NVP-BE235 blocks the complexes mTORC1 and mTORC2, which use two different mechanisms to keep MYCN proteins active in the cell.
Most other drugs, such as PI3-kinase inhibitors, don’t achieve complete inhibition, or inhibit just one of these pathways, resulting in ineffective blockade of mTOR that allows the cancer cell to keep on growing.
Neuroblastoma affects around 90 children a year in the UK and usually develops in children under five. The high-risk version of the disease is more likely to come back and is commonly associated with high levels of MYCN proteins, so new treatments are badly needed.
Study leader Professor Louis Chesler, Professor of Paediatric Solid Tumour Biology and Therapeutics at the ICR, said: “There are many different drugs now going into clinical trials and being tested for their ability to target cancers that are dependent on MYC proteins. But for children suffering with diseases such as aggressive neuroblastoma, where MYCN is a problem, what’s needed is to prioritise which of these drugs is most likely to work, because our data indicate that not all of these drugs are equivalent, and some could in fact offer no benefit.
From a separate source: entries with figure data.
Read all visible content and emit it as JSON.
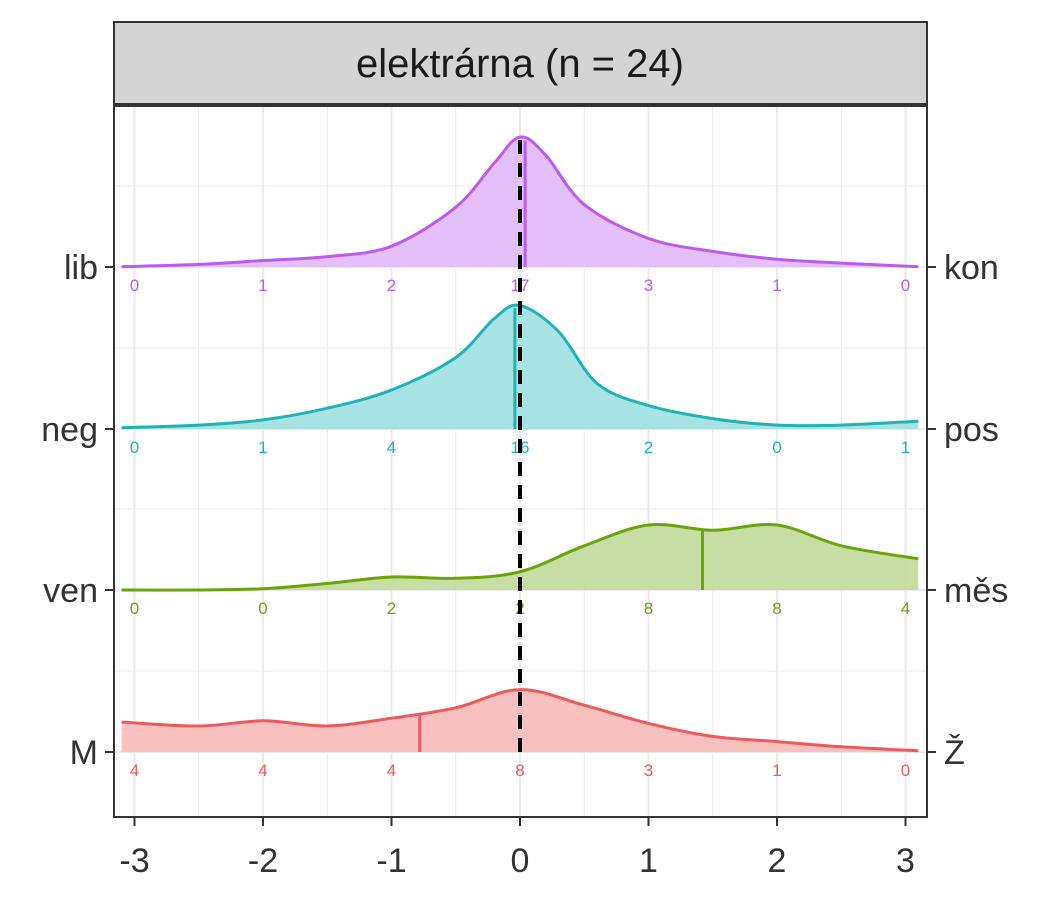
{
  "chart_data": {
    "type": "ridgeline-density",
    "title": "elektrárna (n = 24)",
    "xlim": [
      -3,
      3
    ],
    "x_ticks": [
      "-3",
      "-2",
      "-1",
      "0",
      "1",
      "2",
      "3"
    ],
    "reference_line_x": 0,
    "rows": [
      {
        "left_label": "lib",
        "right_label": "kon",
        "color": "#B85CF2",
        "fill": "#E3BDFB",
        "counts": [
          "0",
          "1",
          "2",
          "17",
          "3",
          "1",
          "0"
        ],
        "mean": 0.04,
        "density": [
          [
            -3.1,
            0.002
          ],
          [
            -2.5,
            0.02
          ],
          [
            -2,
            0.05
          ],
          [
            -1.5,
            0.08
          ],
          [
            -1,
            0.16
          ],
          [
            -0.5,
            0.46
          ],
          [
            -0.2,
            0.8
          ],
          [
            0,
            1.0
          ],
          [
            0.2,
            0.86
          ],
          [
            0.5,
            0.48
          ],
          [
            1,
            0.22
          ],
          [
            1.5,
            0.12
          ],
          [
            2,
            0.06
          ],
          [
            2.5,
            0.03
          ],
          [
            3.1,
            0.002
          ]
        ]
      },
      {
        "left_label": "neg",
        "right_label": "pos",
        "color": "#1FB3B3",
        "fill": "#A3E2E2",
        "counts": [
          "0",
          "1",
          "4",
          "16",
          "2",
          "0",
          "1"
        ],
        "mean": -0.04,
        "density": [
          [
            -3.1,
            0.01
          ],
          [
            -2.5,
            0.03
          ],
          [
            -2,
            0.07
          ],
          [
            -1.5,
            0.16
          ],
          [
            -1,
            0.3
          ],
          [
            -0.5,
            0.55
          ],
          [
            -0.2,
            0.85
          ],
          [
            0,
            0.95
          ],
          [
            0.3,
            0.75
          ],
          [
            0.6,
            0.35
          ],
          [
            1,
            0.18
          ],
          [
            1.5,
            0.08
          ],
          [
            2,
            0.03
          ],
          [
            2.5,
            0.03
          ],
          [
            3.1,
            0.06
          ]
        ]
      },
      {
        "left_label": "ven",
        "right_label": "měs",
        "color": "#6AA30B",
        "fill": "#C5DB9E",
        "counts": [
          "0",
          "0",
          "2",
          "2",
          "8",
          "8",
          "4"
        ],
        "mean": 1.42,
        "density": [
          [
            -3.1,
            0.0
          ],
          [
            -2.5,
            0.0
          ],
          [
            -2,
            0.01
          ],
          [
            -1.5,
            0.05
          ],
          [
            -1,
            0.1
          ],
          [
            -0.5,
            0.09
          ],
          [
            0,
            0.14
          ],
          [
            0.5,
            0.34
          ],
          [
            1,
            0.5
          ],
          [
            1.5,
            0.46
          ],
          [
            2,
            0.5
          ],
          [
            2.5,
            0.34
          ],
          [
            3.1,
            0.24
          ]
        ]
      },
      {
        "left_label": "M",
        "right_label": "Ž",
        "color": "#EC5A5A",
        "fill": "#F8BDBA",
        "counts": [
          "4",
          "4",
          "4",
          "8",
          "3",
          "1",
          "0"
        ],
        "mean": -0.78,
        "density": [
          [
            -3.1,
            0.23
          ],
          [
            -2.5,
            0.2
          ],
          [
            -2,
            0.24
          ],
          [
            -1.5,
            0.2
          ],
          [
            -1,
            0.26
          ],
          [
            -0.5,
            0.34
          ],
          [
            0,
            0.48
          ],
          [
            0.5,
            0.36
          ],
          [
            1,
            0.22
          ],
          [
            1.5,
            0.12
          ],
          [
            2,
            0.08
          ],
          [
            2.5,
            0.04
          ],
          [
            3.1,
            0.01
          ]
        ]
      }
    ]
  }
}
“Our study highlights that one particular class of drug, very potent allosteric mTOR kinase inhibitors, show particular promise for pediatric patients when MYCN is expressed. And understanding how the drug works — by blocking both mTORC1 and mTORC2 — reveals a crucial vulnerability in neuroblastoma tumours which we hope we can exploit in the clinic.”
Other clinically approved mTOR inhibitors have been shown to be effective, and will enter clinical trials in the UK and Europe later this year and next year.